On April 7, state Republicans introduced a bill addressing an agreement between the University of Wisconsin and Planned Parenthood, claiming the university’s relationship with the organization violates statutes forbidding the use of state funds for abortions.
“UW should get out of the abortion industry,” said De Pere Republican Rep. André Jacque, one of the bill’s sponsors, later labelling faculty members “abortionists.”
Since 2008, the UW School of Medicine and Public Health has worked with local Planned Parenthood centers to provide training for doctors and nurses in reproductive health — an elective course including instruction on abortion and family planning. Resident doctors gain experience and fulfill Accreditation Council for Graduate Medical Education requirements through work at local clinics, as well as providing services for their community.

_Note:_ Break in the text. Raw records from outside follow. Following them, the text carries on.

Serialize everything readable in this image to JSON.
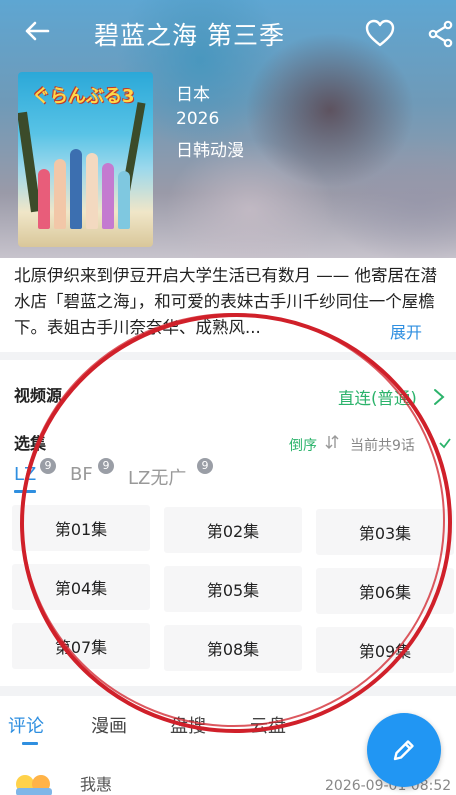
{
  "header": {
    "title": "碧蓝之海 第三季",
    "country": "日本",
    "year": "2026",
    "genre": "日韩动漫",
    "poster_logo": "ぐらんぶる3"
  },
  "synopsis": {
    "text": "北原伊织来到伊豆开启大学生活已有数月 —— 他寄居在潜水店「碧蓝之海」，和可爱的表妹古手川千纱同住一个屋檐下。表姐古手川奈奈华、成熟风...",
    "expand_label": "展开"
  },
  "source": {
    "label": "视频源",
    "value": "直连(普通)"
  },
  "episodes": {
    "label": "选集",
    "order_label": "倒序",
    "total_label": "当前共9话",
    "source_tabs": [
      {
        "label": "LZ",
        "badge": "9"
      },
      {
        "label": "BF",
        "badge": "9"
      },
      {
        "label": "LZ无广",
        "badge": "9"
      }
    ],
    "items": [
      "第01集",
      "第02集",
      "第03集",
      "第04集",
      "第05集",
      "第06集",
      "第07集",
      "第08集",
      "第09集"
    ]
  },
  "bottom_tabs": [
    "评论",
    "漫画",
    "盘搜",
    "云盘"
  ],
  "comment": {
    "username": "我惠",
    "timestamp": "2026-09-01 08:52"
  },
  "colors": {
    "accent_blue": "#2f8fe0",
    "accent_green": "#2cb36b",
    "fab_blue": "#2196f3",
    "annotation_red": "#d0202a"
  },
  "icons": {
    "back": "arrow-left-icon",
    "favorite": "heart-outline-icon",
    "share": "share-icon",
    "source_more": "chevron-right-icon",
    "order": "sort-icon",
    "fab": "pencil-icon"
  }
}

Representatives from multiple UW schools objected to the bill, noting the legislation would severely impact accreditation and current training in OB-GYN services. Any work at outside centers providing abortions would also be prohibited while employed under the university, cutting off access to community work experience often sought in job applications.
The bill’s sponsors claim this legislation will not harm the university’s ability to maintain ACGME accreditation, citing similar legislation passed at the University of Arizona. But the legislation passed in Arizona also forbade students from funding the training themselves.
According to a 2005 survey in the “American Journal of Obstetrics and Gynecology,” more than 55 percent of medical schools across the country reported giving no clinical exposure to students for abortion services at all. Without access to abortion services, it would be extremely difficult for UW to train students, prompting concerns doctors would graduate with little to no experience in reproductive health care.
This attack on Planned Parenthood has little to do with taxpayer money. Targeting the training for abortion procedures is unnecessary, and the hypocrisy of this attack is evident in the bill’s text. Prohibitions for training are conspicuously absent in the case of rape, incest or the possibility of death or grave injury of the mother.
As someone who has used Planned Parenthood resources, community physicians such as UW faculty are essential to the future of women’s health. Prohibiting faculty from working at Planned Parenthood centers removes critical health services such as sexually transmitted disease testing, birth control prescriptions and other family planning measures. For some women, these are the only doctors or medical personnel they will ever see.
Training and OB-GYN services at Planned Parenthood provide critical opportunities for doctors to learn abortion procedures, both elective and life-saving. Knowledge of and experience with reproductive health care is imperative at a time when more than 650,000 U.S. women reported having an abortion in 2013, according to the Centers for Disease Control and Prevention.
Shaming the existence of legal abortion in the state is counterproductive, and only serves to underscore the lack of concern Republicans have for women’s health care. If legislators truly wanted to lower abortion rates in Wisconsin, they would increase access to birth control and family planning resources — both of which are significant contributors to the decline in teenage pregnancy rates.
It is clear Republican legislators would rather students and faculty have limited experience in abortion procedures at all than acknowledge Planned Parenthood as a legitimate health resource for the community. This thinly veiled attack on UW faculty again emphasizes Republicans will target abortion through any means necessary.
At the end of the day, those this bill most severely impacts will be poor women and doctors, many of whom provide critical community and state services. Advocating for this legislation ignores the legitimacy of women’s health services and the right of women to accessible, safe health care. Framing it as anything other than a restriction on legal abortion is hypocritical and short-sighted.